Me: diagnosed type 2 diabetic last year. Initially on one metformin tablet a day, now on two metformin tablets and one jardiance a day. Horrific side effects (sorry in advance: this is graphic); liquid diarrhoea, no warning. I don’t know what’s causing it and haven’t yet been back to the doctor (my GP - Australian equivalent of primary care physician) to discuss but feel like I’m poisoning myself. Also extremely pissed off that despite making changes, cutting out full-fat Coke and stopping smoking, I haven’t lost any fucking weight.

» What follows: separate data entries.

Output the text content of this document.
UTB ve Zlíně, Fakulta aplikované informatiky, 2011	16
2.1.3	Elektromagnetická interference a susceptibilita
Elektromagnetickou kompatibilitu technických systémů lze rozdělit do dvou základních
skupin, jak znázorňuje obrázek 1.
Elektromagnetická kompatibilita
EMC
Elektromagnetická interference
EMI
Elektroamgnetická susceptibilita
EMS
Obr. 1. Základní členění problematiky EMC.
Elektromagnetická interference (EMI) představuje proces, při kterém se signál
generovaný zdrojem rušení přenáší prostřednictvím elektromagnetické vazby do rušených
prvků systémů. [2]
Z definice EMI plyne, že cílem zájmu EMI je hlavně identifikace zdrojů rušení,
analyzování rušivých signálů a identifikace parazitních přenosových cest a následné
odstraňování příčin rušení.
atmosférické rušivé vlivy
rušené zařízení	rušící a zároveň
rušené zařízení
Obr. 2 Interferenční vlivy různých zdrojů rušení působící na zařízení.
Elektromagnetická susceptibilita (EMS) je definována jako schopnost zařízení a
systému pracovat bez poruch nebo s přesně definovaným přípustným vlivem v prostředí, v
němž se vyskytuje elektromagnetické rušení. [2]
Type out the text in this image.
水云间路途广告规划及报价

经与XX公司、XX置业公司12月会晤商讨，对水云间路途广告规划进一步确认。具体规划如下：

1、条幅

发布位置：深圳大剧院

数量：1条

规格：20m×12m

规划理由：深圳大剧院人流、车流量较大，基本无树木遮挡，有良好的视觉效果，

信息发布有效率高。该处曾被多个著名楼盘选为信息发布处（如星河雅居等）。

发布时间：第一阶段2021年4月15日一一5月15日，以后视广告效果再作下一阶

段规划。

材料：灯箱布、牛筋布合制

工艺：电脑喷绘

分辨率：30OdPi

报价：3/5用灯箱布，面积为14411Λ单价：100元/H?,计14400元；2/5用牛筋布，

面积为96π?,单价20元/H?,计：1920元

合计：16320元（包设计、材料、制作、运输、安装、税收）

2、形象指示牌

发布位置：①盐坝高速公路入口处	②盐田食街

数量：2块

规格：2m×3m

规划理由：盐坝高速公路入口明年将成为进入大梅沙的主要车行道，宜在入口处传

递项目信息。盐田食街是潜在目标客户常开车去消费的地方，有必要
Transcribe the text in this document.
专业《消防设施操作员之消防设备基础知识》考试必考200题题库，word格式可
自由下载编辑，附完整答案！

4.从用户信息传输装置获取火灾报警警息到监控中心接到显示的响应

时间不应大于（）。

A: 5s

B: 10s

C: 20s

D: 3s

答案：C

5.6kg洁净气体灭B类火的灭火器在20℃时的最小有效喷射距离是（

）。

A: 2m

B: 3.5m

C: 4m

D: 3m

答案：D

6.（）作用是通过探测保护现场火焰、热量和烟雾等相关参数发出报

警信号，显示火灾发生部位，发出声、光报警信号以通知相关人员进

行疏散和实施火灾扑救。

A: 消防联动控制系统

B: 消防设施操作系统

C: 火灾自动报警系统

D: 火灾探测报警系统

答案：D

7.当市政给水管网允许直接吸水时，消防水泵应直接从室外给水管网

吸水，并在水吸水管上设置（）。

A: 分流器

Sister 1: ‘obese’ because of poly-cystic ovary disease. Has recently started the new injectable drug. Doctor recommended against it because of the rapid but unsustainable weightloss. She’s dropped a little weight but mainly because she’s nauseous to the point of vomiting multiple times a day and is only able to stomach minimal amounts of everything. She became aware of the drug because it has ‘gone viral’ on tik tok and is.being used by ‘influencers’ for fast substantial weight loss (even when there’s clearly no need for them to lose weight :roll_eyes:).

Sister 2: works for a pharmaceutical wholesaler. Massive shortages of the drug everywhere because of demand being so increased because of the off-label use. Being rationed to pharmacies so diabetics can get it first. The new injectable is available through Australia’s Pharmaceutical Benefits Scheme which reduces the cost. The PBS is a federal government program.